Oysa işin özüne bakıldığında dünyanın evrenin merkezi olup olmadığı ya da gerçek merkezin nerede bulunduğu gibi kavramların günlük yaşamımızla ilişkisi “sıfırdır”; güneş doğar ve batar, mevsimler yaşanır, bunların sonucu olarak “var olduğunu düşündüğümüz zaman” akıp geçer (aslında akıp geçmekte olan bir zamanın varlığı da kabullenmedir). Dolayısıyla Kopernik, Galileo ve Kepler bilimsel süreç açısından çok şeyi değiştirseler de, sundukları yeni modelin günlük yaşamımıza doğrudan pratik bir etkisi yoktur.

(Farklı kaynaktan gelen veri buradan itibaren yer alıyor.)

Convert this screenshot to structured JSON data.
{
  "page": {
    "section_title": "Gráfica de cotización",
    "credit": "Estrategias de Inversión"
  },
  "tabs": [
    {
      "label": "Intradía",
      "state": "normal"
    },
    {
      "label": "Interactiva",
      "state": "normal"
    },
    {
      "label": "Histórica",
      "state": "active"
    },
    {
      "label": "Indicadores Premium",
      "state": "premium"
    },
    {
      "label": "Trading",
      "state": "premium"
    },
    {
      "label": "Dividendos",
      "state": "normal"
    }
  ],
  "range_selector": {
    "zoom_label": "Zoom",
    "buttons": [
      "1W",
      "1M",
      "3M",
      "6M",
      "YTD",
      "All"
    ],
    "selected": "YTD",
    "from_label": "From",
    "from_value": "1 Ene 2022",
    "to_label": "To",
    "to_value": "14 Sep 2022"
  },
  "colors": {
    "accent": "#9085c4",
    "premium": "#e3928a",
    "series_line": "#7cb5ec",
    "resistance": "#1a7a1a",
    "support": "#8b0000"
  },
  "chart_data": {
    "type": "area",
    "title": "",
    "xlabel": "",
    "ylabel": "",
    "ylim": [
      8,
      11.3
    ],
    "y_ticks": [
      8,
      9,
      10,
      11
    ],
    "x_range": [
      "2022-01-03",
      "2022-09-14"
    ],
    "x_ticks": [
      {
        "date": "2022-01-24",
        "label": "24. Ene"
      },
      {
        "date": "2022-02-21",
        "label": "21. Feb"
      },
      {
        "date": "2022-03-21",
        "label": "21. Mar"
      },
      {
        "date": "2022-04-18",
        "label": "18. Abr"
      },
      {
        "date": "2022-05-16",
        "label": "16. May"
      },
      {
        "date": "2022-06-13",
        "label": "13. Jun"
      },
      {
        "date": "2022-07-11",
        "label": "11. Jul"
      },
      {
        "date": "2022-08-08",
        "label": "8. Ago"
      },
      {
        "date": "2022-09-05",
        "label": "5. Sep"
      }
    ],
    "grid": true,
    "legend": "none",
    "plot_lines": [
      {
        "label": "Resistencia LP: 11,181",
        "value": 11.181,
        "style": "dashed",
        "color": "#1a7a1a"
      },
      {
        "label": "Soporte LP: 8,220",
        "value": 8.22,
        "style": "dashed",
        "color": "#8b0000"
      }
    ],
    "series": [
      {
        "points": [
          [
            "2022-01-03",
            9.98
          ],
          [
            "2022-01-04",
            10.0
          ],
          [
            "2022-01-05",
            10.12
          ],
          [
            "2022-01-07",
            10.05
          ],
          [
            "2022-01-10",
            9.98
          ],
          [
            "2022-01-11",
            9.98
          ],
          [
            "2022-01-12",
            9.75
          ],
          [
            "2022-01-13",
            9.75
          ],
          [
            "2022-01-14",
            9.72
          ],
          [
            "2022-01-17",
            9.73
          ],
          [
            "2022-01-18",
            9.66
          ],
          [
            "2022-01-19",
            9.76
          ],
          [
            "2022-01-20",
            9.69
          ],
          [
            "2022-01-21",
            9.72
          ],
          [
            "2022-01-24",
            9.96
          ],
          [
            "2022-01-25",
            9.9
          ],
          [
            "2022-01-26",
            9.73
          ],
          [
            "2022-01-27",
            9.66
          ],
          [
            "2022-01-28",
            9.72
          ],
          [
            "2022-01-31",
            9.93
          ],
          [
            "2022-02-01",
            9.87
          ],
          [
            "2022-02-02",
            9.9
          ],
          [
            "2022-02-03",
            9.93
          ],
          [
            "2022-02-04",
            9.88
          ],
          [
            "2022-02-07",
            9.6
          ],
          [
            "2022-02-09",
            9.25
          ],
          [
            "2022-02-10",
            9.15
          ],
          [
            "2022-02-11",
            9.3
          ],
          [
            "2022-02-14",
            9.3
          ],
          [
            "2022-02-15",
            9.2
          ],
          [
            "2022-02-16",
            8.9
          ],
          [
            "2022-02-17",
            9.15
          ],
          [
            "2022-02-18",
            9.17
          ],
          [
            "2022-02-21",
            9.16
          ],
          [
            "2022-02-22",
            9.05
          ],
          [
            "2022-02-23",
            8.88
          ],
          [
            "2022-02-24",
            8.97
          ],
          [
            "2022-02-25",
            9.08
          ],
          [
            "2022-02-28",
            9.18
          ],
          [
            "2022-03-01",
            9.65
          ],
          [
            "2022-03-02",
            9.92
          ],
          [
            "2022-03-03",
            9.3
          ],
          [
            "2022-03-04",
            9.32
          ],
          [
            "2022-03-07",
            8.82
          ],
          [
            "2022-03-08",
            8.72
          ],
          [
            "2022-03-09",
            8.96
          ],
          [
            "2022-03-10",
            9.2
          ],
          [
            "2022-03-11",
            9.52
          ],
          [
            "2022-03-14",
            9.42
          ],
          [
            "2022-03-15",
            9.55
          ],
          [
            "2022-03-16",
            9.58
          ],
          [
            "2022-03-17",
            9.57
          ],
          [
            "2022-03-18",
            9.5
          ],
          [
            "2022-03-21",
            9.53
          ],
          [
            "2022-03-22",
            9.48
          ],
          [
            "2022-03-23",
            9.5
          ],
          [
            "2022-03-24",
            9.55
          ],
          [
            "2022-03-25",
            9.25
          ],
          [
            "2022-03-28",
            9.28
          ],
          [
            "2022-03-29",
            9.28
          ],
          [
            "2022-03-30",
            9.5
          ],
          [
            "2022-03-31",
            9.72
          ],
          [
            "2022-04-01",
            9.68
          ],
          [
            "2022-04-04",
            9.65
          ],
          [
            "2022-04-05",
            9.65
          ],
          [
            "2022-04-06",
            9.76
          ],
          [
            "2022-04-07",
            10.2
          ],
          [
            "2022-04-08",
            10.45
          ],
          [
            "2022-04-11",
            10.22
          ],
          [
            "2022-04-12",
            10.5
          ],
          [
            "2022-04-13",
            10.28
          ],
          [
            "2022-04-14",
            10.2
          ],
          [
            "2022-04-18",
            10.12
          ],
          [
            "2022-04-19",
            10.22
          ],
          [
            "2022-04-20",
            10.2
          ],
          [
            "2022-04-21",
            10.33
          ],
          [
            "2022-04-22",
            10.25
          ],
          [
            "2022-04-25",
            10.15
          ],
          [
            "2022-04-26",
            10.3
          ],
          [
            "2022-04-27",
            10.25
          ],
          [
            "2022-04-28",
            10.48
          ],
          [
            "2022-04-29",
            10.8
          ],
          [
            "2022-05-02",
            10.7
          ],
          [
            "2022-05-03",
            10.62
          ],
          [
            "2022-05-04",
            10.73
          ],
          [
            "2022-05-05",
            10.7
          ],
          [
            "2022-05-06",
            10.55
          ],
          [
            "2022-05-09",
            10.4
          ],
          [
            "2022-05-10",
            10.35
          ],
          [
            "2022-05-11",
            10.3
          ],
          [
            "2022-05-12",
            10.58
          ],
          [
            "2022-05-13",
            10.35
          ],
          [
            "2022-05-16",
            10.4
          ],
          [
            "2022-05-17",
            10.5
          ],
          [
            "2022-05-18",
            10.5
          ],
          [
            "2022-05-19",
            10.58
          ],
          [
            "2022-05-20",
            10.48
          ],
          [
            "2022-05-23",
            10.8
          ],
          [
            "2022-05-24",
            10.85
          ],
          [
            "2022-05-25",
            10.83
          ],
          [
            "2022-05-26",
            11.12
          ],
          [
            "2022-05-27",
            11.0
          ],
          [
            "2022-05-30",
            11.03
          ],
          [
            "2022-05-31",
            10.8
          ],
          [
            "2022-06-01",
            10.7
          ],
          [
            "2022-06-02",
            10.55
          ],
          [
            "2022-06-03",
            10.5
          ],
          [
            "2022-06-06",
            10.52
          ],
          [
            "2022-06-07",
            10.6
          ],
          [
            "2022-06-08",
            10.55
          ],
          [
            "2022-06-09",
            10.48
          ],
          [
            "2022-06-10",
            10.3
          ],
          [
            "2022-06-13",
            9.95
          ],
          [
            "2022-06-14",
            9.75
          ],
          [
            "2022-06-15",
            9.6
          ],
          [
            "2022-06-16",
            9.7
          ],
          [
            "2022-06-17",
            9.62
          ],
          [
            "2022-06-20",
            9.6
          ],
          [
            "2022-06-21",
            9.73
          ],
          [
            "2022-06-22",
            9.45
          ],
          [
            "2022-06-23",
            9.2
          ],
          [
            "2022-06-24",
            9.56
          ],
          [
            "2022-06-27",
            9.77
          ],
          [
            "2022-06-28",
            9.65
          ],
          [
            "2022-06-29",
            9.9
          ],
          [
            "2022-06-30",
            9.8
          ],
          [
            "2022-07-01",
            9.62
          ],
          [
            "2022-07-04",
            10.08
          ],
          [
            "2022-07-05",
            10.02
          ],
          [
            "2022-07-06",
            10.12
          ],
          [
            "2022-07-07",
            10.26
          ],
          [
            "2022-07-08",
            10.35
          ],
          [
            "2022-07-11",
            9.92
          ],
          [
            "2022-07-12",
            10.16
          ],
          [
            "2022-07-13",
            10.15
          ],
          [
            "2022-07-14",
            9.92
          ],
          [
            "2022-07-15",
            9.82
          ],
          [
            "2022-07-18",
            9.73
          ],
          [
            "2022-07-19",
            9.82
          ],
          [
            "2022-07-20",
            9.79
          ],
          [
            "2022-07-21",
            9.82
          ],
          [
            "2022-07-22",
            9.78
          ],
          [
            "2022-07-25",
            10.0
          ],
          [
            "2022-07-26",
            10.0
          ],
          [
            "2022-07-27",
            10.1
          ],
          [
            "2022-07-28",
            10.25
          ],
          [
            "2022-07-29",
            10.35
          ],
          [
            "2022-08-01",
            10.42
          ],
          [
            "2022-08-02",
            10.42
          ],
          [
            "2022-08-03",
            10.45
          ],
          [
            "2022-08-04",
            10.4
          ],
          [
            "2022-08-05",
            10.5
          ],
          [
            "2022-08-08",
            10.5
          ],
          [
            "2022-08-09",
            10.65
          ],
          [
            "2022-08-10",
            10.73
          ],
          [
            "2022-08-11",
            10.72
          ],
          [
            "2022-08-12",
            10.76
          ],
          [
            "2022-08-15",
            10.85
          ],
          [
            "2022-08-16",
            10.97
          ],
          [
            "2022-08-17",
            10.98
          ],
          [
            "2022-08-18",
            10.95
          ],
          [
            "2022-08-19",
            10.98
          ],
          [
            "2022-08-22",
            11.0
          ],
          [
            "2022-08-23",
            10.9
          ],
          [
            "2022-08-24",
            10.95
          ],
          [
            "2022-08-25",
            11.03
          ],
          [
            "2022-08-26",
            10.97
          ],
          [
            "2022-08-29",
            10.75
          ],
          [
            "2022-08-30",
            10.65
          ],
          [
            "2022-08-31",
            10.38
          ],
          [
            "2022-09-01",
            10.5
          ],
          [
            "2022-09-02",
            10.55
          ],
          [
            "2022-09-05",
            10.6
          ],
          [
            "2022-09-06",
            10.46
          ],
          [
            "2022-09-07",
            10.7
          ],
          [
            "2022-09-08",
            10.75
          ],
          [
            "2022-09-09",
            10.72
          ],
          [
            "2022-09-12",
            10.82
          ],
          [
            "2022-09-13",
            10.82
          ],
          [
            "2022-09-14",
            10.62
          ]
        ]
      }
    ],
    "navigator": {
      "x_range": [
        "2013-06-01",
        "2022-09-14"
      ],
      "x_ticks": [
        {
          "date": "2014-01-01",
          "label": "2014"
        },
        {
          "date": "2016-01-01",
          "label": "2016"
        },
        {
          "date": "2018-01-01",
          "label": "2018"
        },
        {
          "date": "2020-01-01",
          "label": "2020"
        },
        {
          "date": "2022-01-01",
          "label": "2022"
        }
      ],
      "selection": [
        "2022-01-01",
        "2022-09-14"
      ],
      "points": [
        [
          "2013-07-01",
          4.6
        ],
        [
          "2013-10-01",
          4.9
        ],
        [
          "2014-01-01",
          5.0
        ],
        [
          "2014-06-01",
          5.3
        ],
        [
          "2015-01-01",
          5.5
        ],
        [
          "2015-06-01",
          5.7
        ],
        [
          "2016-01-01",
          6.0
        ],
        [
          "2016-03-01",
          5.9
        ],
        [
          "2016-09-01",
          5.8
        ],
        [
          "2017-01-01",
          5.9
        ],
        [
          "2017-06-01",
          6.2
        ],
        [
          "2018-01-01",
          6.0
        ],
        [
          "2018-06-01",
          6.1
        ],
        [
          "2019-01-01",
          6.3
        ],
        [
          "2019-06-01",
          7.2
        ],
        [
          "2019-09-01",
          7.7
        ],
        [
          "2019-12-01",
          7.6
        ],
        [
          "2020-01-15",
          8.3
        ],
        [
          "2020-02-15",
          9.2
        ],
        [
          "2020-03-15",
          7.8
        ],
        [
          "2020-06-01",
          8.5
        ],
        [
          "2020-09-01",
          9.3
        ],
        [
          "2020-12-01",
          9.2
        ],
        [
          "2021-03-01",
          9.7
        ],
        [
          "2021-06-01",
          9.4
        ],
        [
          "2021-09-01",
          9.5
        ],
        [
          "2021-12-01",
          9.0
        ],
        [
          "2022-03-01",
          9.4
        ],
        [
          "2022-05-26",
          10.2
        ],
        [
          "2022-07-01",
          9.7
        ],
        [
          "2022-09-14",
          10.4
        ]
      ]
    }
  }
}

Sarkacın diğer ucunda, yani bugün varılan noktada ise bu kez bilim camiası kendi düşüncelerini (mesela evrim ya da metastaz kavramında olduğu üzere), aynen kilise hakimiyeti dönemine benzer biçimde “sorgulanamaz tek gerçeklik” olarak kabul etmektedir. Kansere bakış açısı değişmesi, biyolojik neden-sonuç ilişkisinin kurulabilmesi işte bu nedenle çok önemlidir; hastalık “pratik anlamda” önlenebileceği gibi, biyolojinin temel prensipleri bile değişebilir.